À rebours de leur institution, des enseignants-chercheurs appellent à refuser d’utiliser l’IA générative. Au nom de l’écologie et du besoin de reprendre la main face à une technologie imposée à marche forcée.
La revendication ne vient pas du mouvement technocritique, mais de scientifiques français de toutes disciplines, mathématiques, informatique ou encore histoire. Leur manifeste intitulé Face à l’IA générative, l’objection de conscience, lancé en décembre 2025, a recueilli six mois plus tard 3 200 signatures de membres de l’enseignement supérieur et de la recherche (ESR) et de l’éducation nationale. « Nous ne les utiliserons pas, à moins d’y être expressément contraint·es, dans nos cours, dans nos communications, dans nos recherches, dans nos activités administratives », s’engagent les signataires.
Le cas de conscience n’est pas pris à la légère. L’IA générative est déclarée « incompatible avec les valeurs de rationalité et d’humanisme » que leurs métiers sont censés représenter. En particulier le gouffre en énergie et autres ressources nécessaires à ces technologies, incompatible avec les engagements internationaux sur le climat et la protection du vivant (...)
Écrits puis évalués par IA
La nécessité de réagir s’est d’abord imposée dans leur activité d’enseignement, explique Olivier Lefebvre, auteur du manifeste.
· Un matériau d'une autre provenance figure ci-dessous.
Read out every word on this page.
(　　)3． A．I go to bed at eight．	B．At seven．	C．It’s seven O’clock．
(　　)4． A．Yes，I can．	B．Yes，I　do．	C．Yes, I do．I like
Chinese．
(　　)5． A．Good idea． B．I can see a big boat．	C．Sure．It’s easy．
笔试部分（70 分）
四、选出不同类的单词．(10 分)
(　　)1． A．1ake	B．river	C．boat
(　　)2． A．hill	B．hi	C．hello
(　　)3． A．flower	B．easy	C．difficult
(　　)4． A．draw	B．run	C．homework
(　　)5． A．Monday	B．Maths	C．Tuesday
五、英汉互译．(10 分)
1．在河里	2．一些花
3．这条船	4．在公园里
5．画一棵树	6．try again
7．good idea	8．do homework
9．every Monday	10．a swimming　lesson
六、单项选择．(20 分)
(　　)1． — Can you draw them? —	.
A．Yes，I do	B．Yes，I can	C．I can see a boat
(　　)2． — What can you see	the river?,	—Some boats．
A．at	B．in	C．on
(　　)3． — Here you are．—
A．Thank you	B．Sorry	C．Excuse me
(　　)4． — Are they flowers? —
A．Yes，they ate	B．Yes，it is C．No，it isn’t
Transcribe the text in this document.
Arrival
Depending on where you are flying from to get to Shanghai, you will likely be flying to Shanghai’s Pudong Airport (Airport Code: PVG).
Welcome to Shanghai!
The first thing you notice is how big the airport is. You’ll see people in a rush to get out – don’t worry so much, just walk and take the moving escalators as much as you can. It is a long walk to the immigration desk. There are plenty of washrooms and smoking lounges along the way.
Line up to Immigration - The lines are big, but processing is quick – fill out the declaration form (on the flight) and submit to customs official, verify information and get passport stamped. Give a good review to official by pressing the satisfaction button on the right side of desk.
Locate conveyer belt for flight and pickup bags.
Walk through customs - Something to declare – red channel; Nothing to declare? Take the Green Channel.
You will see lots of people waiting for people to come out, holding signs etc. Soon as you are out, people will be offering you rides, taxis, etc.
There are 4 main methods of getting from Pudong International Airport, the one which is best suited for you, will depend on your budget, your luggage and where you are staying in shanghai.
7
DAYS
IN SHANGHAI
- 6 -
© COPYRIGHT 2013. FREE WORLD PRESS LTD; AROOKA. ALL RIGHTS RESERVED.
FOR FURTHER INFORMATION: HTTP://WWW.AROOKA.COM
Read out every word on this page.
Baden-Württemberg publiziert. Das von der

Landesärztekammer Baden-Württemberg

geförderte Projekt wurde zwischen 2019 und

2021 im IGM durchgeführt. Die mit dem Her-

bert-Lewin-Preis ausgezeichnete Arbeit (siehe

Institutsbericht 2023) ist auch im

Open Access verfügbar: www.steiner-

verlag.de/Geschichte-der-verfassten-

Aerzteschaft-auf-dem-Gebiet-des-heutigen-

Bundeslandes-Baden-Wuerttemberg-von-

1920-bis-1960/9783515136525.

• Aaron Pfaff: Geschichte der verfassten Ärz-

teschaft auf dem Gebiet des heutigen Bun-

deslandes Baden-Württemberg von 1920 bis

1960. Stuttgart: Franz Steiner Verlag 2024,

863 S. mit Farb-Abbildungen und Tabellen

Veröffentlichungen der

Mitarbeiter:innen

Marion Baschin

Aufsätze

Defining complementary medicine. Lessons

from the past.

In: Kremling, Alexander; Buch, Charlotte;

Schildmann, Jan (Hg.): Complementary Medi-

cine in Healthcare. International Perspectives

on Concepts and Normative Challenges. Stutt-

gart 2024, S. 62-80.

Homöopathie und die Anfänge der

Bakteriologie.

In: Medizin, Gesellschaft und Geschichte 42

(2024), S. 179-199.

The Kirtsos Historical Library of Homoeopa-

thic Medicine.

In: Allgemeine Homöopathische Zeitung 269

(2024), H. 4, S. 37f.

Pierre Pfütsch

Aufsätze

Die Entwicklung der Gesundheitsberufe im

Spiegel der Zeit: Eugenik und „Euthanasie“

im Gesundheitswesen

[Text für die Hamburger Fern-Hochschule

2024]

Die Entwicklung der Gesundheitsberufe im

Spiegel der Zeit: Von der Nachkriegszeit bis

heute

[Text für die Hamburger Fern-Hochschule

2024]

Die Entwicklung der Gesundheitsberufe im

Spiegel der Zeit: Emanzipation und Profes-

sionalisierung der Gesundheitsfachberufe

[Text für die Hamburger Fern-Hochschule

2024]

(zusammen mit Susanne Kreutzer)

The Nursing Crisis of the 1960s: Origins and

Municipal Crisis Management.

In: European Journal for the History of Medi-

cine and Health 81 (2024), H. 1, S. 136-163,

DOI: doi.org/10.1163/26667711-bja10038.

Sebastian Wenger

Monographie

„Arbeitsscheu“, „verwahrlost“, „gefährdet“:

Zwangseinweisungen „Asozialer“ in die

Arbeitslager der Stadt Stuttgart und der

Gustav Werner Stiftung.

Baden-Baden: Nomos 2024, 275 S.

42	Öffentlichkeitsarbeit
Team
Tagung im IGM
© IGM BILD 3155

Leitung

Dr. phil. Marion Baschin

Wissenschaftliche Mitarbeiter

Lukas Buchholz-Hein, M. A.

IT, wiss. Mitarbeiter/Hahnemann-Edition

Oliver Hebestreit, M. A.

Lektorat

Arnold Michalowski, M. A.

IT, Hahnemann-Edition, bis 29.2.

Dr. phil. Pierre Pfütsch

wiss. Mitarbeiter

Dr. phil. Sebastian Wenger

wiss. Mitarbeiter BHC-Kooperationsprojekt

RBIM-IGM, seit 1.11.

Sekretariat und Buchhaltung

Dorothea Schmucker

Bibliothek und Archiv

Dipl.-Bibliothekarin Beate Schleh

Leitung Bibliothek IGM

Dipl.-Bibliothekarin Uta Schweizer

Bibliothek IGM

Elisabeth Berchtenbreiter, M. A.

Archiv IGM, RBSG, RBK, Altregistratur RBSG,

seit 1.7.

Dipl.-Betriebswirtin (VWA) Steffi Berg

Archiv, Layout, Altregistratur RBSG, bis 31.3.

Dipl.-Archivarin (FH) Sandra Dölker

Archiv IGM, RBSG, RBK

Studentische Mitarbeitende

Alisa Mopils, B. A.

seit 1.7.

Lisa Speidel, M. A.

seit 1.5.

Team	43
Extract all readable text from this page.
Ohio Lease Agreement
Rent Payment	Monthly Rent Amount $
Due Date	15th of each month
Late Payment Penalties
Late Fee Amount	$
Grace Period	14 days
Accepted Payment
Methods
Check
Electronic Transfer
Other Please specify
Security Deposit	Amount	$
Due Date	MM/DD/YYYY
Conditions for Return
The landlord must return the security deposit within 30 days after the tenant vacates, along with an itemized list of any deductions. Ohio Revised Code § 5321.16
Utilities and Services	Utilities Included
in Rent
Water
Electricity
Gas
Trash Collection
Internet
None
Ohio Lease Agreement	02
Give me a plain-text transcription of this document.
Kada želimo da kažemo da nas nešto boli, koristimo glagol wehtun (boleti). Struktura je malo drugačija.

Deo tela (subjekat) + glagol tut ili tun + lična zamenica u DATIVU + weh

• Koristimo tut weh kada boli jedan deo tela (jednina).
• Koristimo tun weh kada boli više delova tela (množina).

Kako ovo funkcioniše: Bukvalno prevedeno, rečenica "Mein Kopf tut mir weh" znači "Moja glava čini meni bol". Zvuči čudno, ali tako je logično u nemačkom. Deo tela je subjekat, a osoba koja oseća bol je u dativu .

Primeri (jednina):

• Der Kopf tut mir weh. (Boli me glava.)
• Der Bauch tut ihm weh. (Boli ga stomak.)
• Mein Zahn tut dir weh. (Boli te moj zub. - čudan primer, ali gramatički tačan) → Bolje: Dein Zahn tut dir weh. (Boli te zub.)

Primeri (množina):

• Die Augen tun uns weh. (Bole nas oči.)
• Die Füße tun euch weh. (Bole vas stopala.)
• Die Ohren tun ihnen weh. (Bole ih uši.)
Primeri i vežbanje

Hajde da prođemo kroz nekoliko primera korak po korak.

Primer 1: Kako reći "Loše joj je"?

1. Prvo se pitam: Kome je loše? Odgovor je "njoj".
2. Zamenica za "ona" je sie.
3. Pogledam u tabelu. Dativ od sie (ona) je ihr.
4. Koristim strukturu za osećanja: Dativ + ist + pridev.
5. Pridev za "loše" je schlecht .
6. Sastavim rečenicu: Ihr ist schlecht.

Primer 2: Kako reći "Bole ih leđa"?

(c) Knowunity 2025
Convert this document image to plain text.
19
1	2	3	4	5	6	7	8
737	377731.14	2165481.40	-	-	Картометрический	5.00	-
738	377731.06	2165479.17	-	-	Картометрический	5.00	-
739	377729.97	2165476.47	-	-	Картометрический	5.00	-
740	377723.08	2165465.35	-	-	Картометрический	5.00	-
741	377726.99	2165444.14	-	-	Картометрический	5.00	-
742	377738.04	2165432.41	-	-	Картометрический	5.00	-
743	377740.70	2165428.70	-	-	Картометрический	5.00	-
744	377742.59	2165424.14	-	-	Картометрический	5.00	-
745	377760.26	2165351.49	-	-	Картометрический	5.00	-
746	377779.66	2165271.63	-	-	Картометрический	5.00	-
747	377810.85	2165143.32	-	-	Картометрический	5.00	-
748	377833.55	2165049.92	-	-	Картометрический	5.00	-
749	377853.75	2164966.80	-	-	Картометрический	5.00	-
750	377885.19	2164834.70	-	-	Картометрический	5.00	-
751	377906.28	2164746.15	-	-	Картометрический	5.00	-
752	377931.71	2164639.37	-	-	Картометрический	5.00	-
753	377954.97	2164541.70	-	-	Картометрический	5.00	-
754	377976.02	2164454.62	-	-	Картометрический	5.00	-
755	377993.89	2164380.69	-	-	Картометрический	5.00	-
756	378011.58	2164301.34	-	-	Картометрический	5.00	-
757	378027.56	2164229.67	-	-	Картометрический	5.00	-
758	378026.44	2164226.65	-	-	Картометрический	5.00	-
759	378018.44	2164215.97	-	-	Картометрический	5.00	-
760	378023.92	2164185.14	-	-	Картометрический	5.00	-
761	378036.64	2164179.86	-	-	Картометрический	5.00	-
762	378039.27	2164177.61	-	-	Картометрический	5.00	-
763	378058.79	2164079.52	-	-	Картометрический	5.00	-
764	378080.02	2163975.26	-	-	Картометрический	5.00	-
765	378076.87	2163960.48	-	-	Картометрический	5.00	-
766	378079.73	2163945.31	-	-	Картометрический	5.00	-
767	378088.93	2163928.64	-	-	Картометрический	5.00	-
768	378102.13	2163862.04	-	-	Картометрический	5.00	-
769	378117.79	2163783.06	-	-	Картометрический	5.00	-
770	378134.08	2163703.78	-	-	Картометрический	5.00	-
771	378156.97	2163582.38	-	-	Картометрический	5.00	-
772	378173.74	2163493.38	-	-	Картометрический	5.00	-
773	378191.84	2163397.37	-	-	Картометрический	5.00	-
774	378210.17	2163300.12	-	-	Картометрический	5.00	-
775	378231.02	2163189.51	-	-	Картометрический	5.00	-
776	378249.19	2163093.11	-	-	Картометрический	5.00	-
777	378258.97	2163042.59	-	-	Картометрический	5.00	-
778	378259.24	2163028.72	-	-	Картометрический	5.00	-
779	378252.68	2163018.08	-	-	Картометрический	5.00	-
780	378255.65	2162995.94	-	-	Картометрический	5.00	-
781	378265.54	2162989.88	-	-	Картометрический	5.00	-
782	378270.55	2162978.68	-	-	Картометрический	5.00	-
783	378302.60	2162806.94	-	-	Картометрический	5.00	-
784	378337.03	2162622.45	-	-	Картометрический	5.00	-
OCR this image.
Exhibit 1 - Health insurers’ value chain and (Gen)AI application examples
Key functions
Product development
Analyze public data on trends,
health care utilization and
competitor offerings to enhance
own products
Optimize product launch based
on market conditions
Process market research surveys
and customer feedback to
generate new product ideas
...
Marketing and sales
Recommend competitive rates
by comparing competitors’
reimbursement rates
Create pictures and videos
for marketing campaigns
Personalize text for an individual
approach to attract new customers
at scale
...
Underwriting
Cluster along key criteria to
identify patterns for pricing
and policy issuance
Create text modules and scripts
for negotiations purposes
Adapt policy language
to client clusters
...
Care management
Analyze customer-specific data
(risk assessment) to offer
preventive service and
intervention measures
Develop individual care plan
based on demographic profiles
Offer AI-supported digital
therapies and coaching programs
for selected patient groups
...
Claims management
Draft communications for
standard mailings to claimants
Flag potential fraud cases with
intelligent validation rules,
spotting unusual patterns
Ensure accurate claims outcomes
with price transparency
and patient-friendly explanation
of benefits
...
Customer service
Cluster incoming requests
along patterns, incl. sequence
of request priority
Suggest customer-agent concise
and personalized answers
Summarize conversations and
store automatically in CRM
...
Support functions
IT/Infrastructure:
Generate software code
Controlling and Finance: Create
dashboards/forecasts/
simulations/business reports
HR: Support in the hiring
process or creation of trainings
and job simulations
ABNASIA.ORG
L’IA générative bouleverse en effet largement les pratiques d’apprentissage alors que la machine a réponse à tout : elle peut préparer les cours, faire les devoirs, faire les corrections… (...)
L’IA générative vient aussi exacerber certaines dérives de la recherche, en particulier la course aux publications scientifiques, principale mesure de la valeur d’un chercheur. Les éditeurs scientifiques croulent sous les soumissions d’articles écrits par IA, puis évalués par IA.
« Il y a une incitation très forte à prendre l’argent et à foncer sur l’IA » (...)
« Stopper ce qui peut encore l’être » (...)
Sachant que la vitesse de déploiement de l’IA générative est sans équivalent dans l’histoire des technologies : ChatGPT atteignait 1 million d’utilisateurs seulement quelques jours après son lancement.
Informatique low-tech
« Beaucoup de tribunes sur les dangers de l’IA appellent à mieux la cadrer et la contrôler. Mais la question ne me semble pas là. C’est renégocier sa présence elle-même qui est nécessaire », commente Olivier Michel. Il admet que les enseignants-chercheurs sont dans une position privilégiée pour se permettre ce refus (...)
Les auteurs du manifeste se veulent porteurs d’une approche technocritique qui ne soit pas technophobe : les chercheurs pointent des voies intéressantes d’un numérique et d’IA sobres. (...)
Olivier Michel cherche aussi une informatique low-tech. Comme son projet d’un petit data center construit à partir du stock de vieux ordinateurs mis au rebu par l’université, alimenté par des panneaux photovoltaïques. (...)
Depuis sa sortie, le manifeste n’a pas fait réagir les institutions de recherche. Mais Olivier Lefebvre se réjouit des premiers échos, comme une rencontre avec l’école doctorale de Toulouse, sensible à leur critique de l’utilisation de l’IA générative dans un manuscrit de thèse. (...)
À ceux qui pensent que leur bataille est perdue d’avance, les objecteurs répondent que leur résistance consiste « à s’opposer à ce qui contrevient à nos valeurs fondamentales non pas parce que l’on pense que l’on va “gagner”, mais parce que l’on a la certitude que c’est ce qui est juste et digne, ici et maintenant ».